In 1998 Ken Robinson led the British government's 1998 advisory committee on creative and cultural education, a massive inquiry into the significance of creativity in the educational system and the economy, and was knighted in 2003 for his achievements.  His humorous and provocative presentation in which he asked whether schools kill creativity can be viewed at TED.com.

Here is a brief excerpt from this presentation:

". . . kids will take a chance.  If they don't know, they'll have a go.  Am I right?  They're not frightened of being wrong. Now, I don't mean to say that being wrong is the same thing as being creative.  What we do know is, if you're not prepared to be wrong, you'll never come up with anything original.  If you're not prepared to be wrong.  And by the time they get to be adults, most kids have lost that capacity.  They have become frightened of being wrong.  And we run our companies like this, by the way.  We stigmatize mistakes.  And we're now running national education systems where  mistakes are the worst thing you can make.  And the result is that we are educating people out of their creative capacities.  Picasso once said this:  he said that all children are born artists.  The problem is to remain an artist as we grow up.  I believe this passionately:  that we don't grow into creativity, we grow out of it.  Or rather, we get educated out if it. . . ."

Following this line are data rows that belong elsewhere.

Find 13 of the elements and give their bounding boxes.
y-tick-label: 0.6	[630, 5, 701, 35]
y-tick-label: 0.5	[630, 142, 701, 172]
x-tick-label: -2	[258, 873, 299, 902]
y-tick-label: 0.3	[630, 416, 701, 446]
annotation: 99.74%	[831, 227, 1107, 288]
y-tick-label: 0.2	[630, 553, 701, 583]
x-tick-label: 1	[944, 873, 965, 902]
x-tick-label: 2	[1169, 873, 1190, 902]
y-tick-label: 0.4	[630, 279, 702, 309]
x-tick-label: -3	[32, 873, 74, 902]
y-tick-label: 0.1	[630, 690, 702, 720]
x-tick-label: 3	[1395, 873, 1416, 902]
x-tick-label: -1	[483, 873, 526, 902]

Lilian Katz on Intellectual Emergencies

Lilian Katz's new book, Intellectual Emergencies: Some Reflections on Mothering and Teaching, is now available on the Exchange web site.  Describing why she wrote the book, Katz observed:  "I have tried to share my own views of what education is about.  To me it is about developing in the young certain dispositions.  These dispositions should include being reflective, inquisitive, inventive, resourceful, full of wonder (wonder-full?), and perhaps puzzlement too."